Ya da burada - misafirperver Radisson BLU otelimizin ortasında büyük bir zencefilli ev ve Noel, çocukluk ve hediyeler kokuyor! Gerçek zencefilli kurabiye ve tatlılar, şeker buz sarkıtları ve sırlı kurabiyeler ile yapıştırılan bu kadar büyük bir kiosk. Tamam, (dürüst olmak gerekirse) tarçın ve baharat gibi kokmasına izin verin, ancak her yıl otel lobisinde inşa ediyorlar. Aynen böyle! Ve yetişkinler (!) Ve çocuklar sürekli ondan tatlıları ve kurabiyeleri koparır. Bazen, elbette, evin penceresinden “mücevher takmama” diyen bir reklam görünür, ancak tembel olmayan herkes büyük bir zevkle yemeye devam eder. Aynen böyle! Ve otel personeli bu iş hakkında mutlu ve gerçek kimseyi azarlamıyor. Çünkü insanların hem zencefilli evlere hem de hepimizi çocukluğa döndüren neşeli anılara ihtiyaçları var! Annemin apartman dairesinde komik oyuncaklar ve papier-mâché'den Noel Baba olan bir Noel ağacına, bir defterden oyulmuş ve pencerenin siyah karesine yapıştırılmış ev yapımı kar taneleri, herkesin yarın temizlemeye istekli olmayacağı konfeti. Yaşasın kış ve onunla birlikte gelen tatiller!

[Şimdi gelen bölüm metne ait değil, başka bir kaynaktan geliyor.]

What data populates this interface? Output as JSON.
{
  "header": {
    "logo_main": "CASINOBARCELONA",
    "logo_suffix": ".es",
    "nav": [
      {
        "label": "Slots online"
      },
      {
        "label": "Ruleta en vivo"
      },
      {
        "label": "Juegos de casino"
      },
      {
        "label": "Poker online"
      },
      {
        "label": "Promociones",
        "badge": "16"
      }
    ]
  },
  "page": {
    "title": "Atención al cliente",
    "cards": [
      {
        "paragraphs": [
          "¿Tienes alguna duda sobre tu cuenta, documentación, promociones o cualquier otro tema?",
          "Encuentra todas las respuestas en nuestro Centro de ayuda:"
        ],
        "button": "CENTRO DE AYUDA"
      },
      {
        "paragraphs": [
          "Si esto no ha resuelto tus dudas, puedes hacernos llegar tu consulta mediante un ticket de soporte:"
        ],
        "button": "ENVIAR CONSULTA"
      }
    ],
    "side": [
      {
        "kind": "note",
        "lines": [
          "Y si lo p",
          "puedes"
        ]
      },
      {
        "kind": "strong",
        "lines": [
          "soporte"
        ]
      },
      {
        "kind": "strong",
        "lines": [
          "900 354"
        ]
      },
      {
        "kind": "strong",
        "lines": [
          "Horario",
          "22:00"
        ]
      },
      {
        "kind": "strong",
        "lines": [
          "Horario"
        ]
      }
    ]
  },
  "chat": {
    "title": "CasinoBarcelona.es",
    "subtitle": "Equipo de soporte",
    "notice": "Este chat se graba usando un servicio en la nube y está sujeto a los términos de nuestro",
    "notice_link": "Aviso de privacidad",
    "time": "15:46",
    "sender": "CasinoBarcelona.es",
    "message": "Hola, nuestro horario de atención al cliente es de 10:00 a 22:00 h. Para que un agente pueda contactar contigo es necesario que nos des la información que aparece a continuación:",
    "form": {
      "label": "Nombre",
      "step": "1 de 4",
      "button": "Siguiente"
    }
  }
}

Gelecek yıl 2010'u selamlayalım ve mutlu, nazik ve neşeli olmasını dileyelim! 1 Ocak'tan itibaren başlayalım, hep birlikte ve her birimiz için gülümsemeye başlayacağız! Hadi birbirimize hediyeler verelim! Aynen böyle, şans yok. Birbirinizi boşuna kırmayalım! Herkesin sevgilisini Sevgililer Günü'nde tebrik etmesine izin verin. Ve bu bizim "tatilimiz" değil, ne harika bir tatil olsun. Ve 1975'te şairin yazdığı Bulat Okudzhava şarkısından satırları hatırlayalım:
“... İzin verelim, birbirimize hayran olalım.
Kibirli sözlerden korkmamak gerekir.
Birbirimize iltifat edelim -
hepsi mutlu anları sever.
.... Hadi birbirimizi şımartalım, -
üstelik böyle kısa bir hayat "....
Buna ekleyecek başka bir şeyim yok, ama sen? Beraber yaşayalım! Sonuçta, Tiger (bazen ısırıp yiyebilecekleri) yılı daha yeni başlıyor .... Yakında görüşürüz.